Accepts a 2-dimensional tensor or array, distances (which represents pair-wise distances among all points in a dataset), and a 1-dimensional tensor or array, labels. Returns a float value between -1 and 1 representing, on average, how much better each data point matches its assigned cluster than its next-best cluster. Higher scores are better.

sortByColumn(x, j)

Accepts a 2-dimensional tensor or array, x, and a non-negative integer, j (which represents the column number of x by which to sort the dataset). Returns a 2-dimensional tf.Tensor sorted by column j.

sortCentroids(ctrue, cpred)

Accepts two 2-dimensional tensors or arrays, ctrue and cpred. Returns a 2-dimensional tf.Tensor with the same shape as cpred.

StandardScaler

Properties

means

A 1-dimensional tf.Tensor representing the average value of each column of a dataset.
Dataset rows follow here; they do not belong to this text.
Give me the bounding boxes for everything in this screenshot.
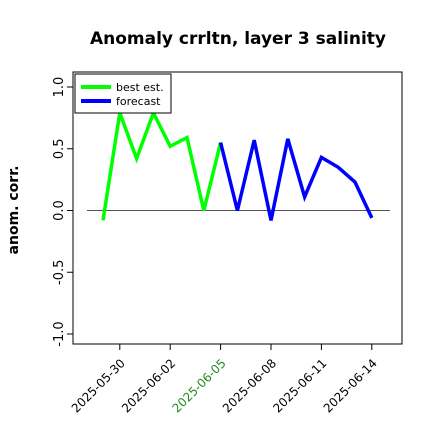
- plot-frame: [72, 71, 403, 345]
- series-layer: [101, 105, 374, 221]
- y-axis-label: anom. corr.: [6, 166, 22, 255]
- legend-label-best-est: best est.: [116, 81, 164, 94]
- series-line-1: [218, 138, 374, 221]
- legend-label-forecast: forecast: [116, 95, 161, 108]
- legend-box: [74, 73, 172, 114]
- y-tick-label: 0.5: [52, 138, 67, 159]
- y-tick-label: -0.5: [52, 260, 67, 285]
- y-tick-label: -1.0: [52, 321, 67, 346]
- legend: best est. forecast: [74, 73, 172, 114]
- chart-title: Anomaly crrltn, layer 3 salinity: [90, 29, 386, 49]
- series-line-0: [101, 105, 223, 221]
- y-axis: -1.0 -0.5 0.0 0.5 1.0: [52, 77, 73, 347]
- y-tick-label: 0.0: [52, 200, 67, 221]
- y-tick-label: 1.0: [52, 77, 67, 98]
- x-tick-label: 2025-06-14: [321, 356, 380, 415]
- x-axis: 2025-05-302025-06-022025-06-052025-06-08…: [69, 344, 380, 415]
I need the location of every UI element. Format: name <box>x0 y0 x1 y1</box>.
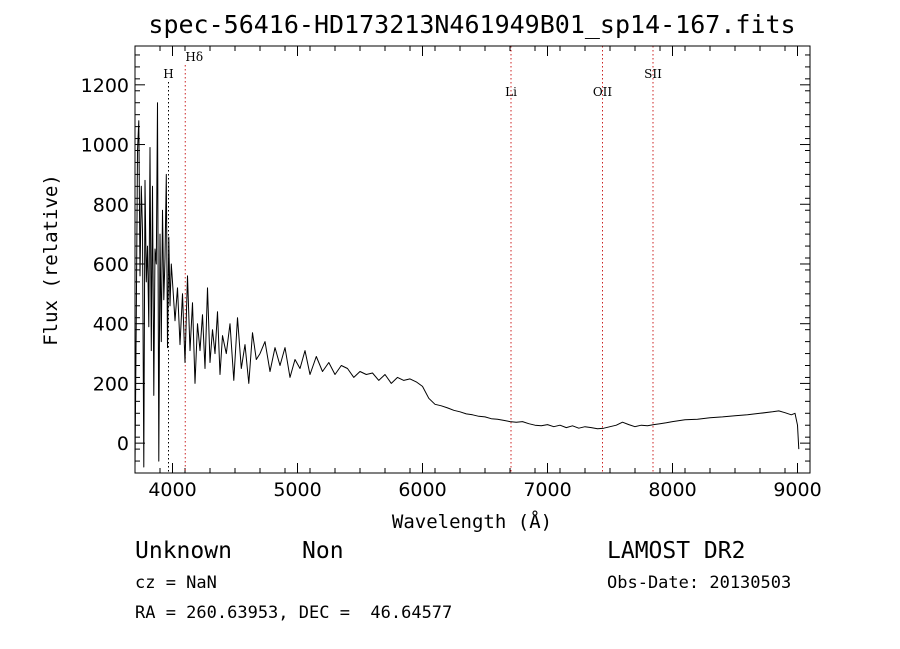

The default is null.

stdevs

A 1-dimensional tf.Tensor representing the standard deviation of each column of a dataset. The default is null.

Methods

fit(x)

Accepts a 2-dimensional tensor or array, x. Finds and stores the means and standard deviations of each column of x as means and stdevs respectively. Returns the StandardScaler instance.

transform(x1, x2, x3, ...)

Accepts any number of 2-dimensional tensors or arrays. Returns the same number of 2-dimensional tf.Tensor instances, all of which have been scaled and centered such that each column has a mean of 0 and a standard deviation of 1.

untransform(x1, x2, x3, ...)

Accepts any number of 2-dimensional tensors or arrays. Returns the same number of 2-dimensional tf.Tensor instances, all of which have been scaled and translated using the stored means and stdevs.